Pinkhof geneeskundig woordenboek

Herman Pinkhof (1923)

Gepubliceerd op 19-04-2022

Caput

betekenis & definitie

(Lat.), hoofd. Ook: verdikt uiteinde van verschillende lichaamsdeelen, bij spieren het gedeelte bij den oorsprong, bij beenderen het naar het lichaam toe (proximaal) gelegen uiteinde. C. coli, het wijde begin van den karteldarm, nl. de blinde darm. C. galeatum (galea, helm), de gelukshelm of liever het kind, dat „met den helm” (nl. de nog ongescheurde eivliezen) geboren is. Volgens het volksgeloof brengt dit geluk aan, en zal ook een schip, waarop zulk een helm aan den mast gespijkerd is, veilig varen. C. galliganinis (gallinago, snip), = colliculus seminalis.

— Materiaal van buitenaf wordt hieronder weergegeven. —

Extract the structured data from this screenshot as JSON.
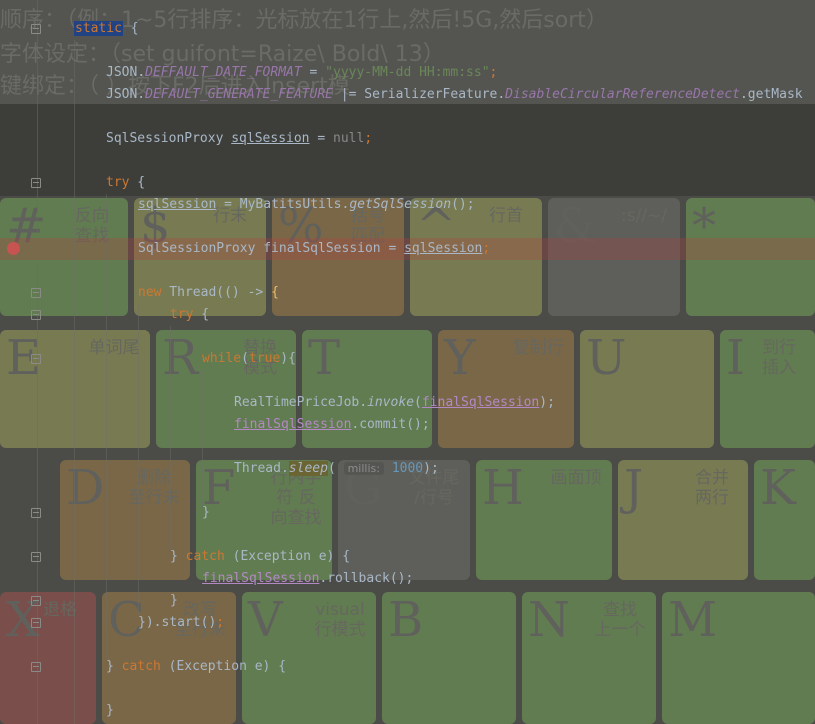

C. Medusae (Medusa had slangen in plaats van hoofdhaar), straalvormig rondom den navel geplaatste oppervlakkige huidaderen, welke op een hindernis in den poortaderbloedsomloop wijzen; syn. Cirsomphalus. C. natiforme (nates, de billen), het uitpuilen van de knobbels der voorhoofds- en wandbeenderen bij kinderen met erfelijke syphilis. C. nuclei caudati, het voorste deel van den nucleus caudatus. C. obliquum, scheef hoofd, asymmetrie van den schedel; syn. Scoliosis capitis. C. obstipum (obstipus, scheef), scheeve hals, vgl. torticollis. C. plantare, voetzoolhoofd, het hoofd van den m. quadratus plantae. C. progeneum (πρό, voor, γένυς, kaak), hoofd met vooruitspringende onderkaak. C. quadratum, vierkant hoofd, de hoekige schedel van sommige kinderen met Engelsche ziekte, waarbij de knobbels van de voorhoofds- en wandbeenderen sterk uitkomen. C. succedaneum (succedere, in iemands plaats treden), hoofdgezwel, geboortegezwel, de buil, die bij vele pasgeboren kinderen op den schedel wordt gezien en bestaat uit oedeem onder de schedelhuid tengevolge van stuwing. C. tali, het voorste deel van het springbeen.